Ist zurückgezogen. Dann rufe ich jetzt auf für die Fraktion der SPD die Präsidentin Frau Bretschneider.
Sehr geehrte Frau Präsidentin! Meine sehr geehrten Damen und Herren! Ich kann mich nahtlos anschließen an unseren Kollegen Ritter und würde das gern noch ergänzen. Wir brauchen vor allen Dingen in diesem vereinten Europa ein Miteinander, eine Zusammenarbeit und keine Aufwiegelung und Hetze der Völker gegeneinander.

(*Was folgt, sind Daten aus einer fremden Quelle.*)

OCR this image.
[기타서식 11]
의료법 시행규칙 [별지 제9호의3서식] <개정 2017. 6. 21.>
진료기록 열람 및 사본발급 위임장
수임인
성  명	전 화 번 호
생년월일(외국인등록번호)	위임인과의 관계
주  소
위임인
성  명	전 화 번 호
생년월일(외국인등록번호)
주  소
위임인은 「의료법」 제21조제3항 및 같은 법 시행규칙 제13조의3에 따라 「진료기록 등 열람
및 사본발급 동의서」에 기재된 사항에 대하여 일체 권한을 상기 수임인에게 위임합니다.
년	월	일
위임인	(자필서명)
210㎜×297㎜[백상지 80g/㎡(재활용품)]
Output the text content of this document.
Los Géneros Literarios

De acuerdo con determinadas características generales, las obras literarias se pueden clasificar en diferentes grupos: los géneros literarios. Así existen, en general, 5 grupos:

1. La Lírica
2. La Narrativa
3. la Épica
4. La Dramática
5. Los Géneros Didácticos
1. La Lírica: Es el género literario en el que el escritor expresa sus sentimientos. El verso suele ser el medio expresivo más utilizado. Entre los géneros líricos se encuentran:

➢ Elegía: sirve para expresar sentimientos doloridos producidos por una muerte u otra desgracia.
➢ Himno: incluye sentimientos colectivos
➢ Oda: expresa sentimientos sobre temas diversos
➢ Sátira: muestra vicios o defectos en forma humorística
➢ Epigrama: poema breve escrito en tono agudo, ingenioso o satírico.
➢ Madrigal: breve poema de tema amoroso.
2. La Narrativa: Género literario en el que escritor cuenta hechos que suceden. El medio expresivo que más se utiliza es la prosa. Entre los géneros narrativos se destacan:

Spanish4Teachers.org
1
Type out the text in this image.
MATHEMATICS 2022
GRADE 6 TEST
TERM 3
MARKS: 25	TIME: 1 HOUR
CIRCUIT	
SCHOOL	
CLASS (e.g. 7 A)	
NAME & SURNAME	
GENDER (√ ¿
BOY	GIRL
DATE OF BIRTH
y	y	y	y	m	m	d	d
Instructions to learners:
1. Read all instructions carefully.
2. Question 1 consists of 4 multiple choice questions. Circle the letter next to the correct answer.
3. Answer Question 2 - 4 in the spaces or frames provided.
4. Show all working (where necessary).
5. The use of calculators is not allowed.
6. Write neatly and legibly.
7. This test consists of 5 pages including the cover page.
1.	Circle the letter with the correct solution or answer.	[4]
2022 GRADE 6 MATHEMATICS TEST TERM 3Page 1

Ich will jetzt nicht noch einmal eingehen auf die Vorzüge des Zusammenarbeitens und des Zusammenlebens in Europa. Dazu ist hinreichend etwas gesagt worden. Es ist so, ob Ihnen das nun gefällt oder nicht, die Wahrheit ist wie eine Seifenblase, man kann sie den ganzen Tag herumstoßen, sie ist am Abend noch genauso heil und unbeschädigt.
Die Profiteure der Europäischen Union sind die Deutschen in erster Linie, und wer das anders darstellt, der sagt schlicht und ergreifend die Unwahrheit.
Ich will an der Stelle etwas hinzufügen, was wir uns selber auch ins Stammbuch schreiben müssen, alle miteinander, das ist eben auch ein Fakt: Natürlich ist das Bewusstsein für den Wert dieser Europäischen Union nicht bei allen Bürgerinnen und Bürgern verankert. Das ist unsere gemeinsame Aufgabe, dafür zu sorgen, dass dies anders und besser wird.
Und ich sage das auch sehr selbstkritisch, auch bei uns ist es so. In vielen Fällen gibt es Fördermittel. Werden dadurch hervorragende Projekte realisiert, dann waren wir es, dann haben wir das gemacht, und wenn es Probleme gibt, dann war es die EU.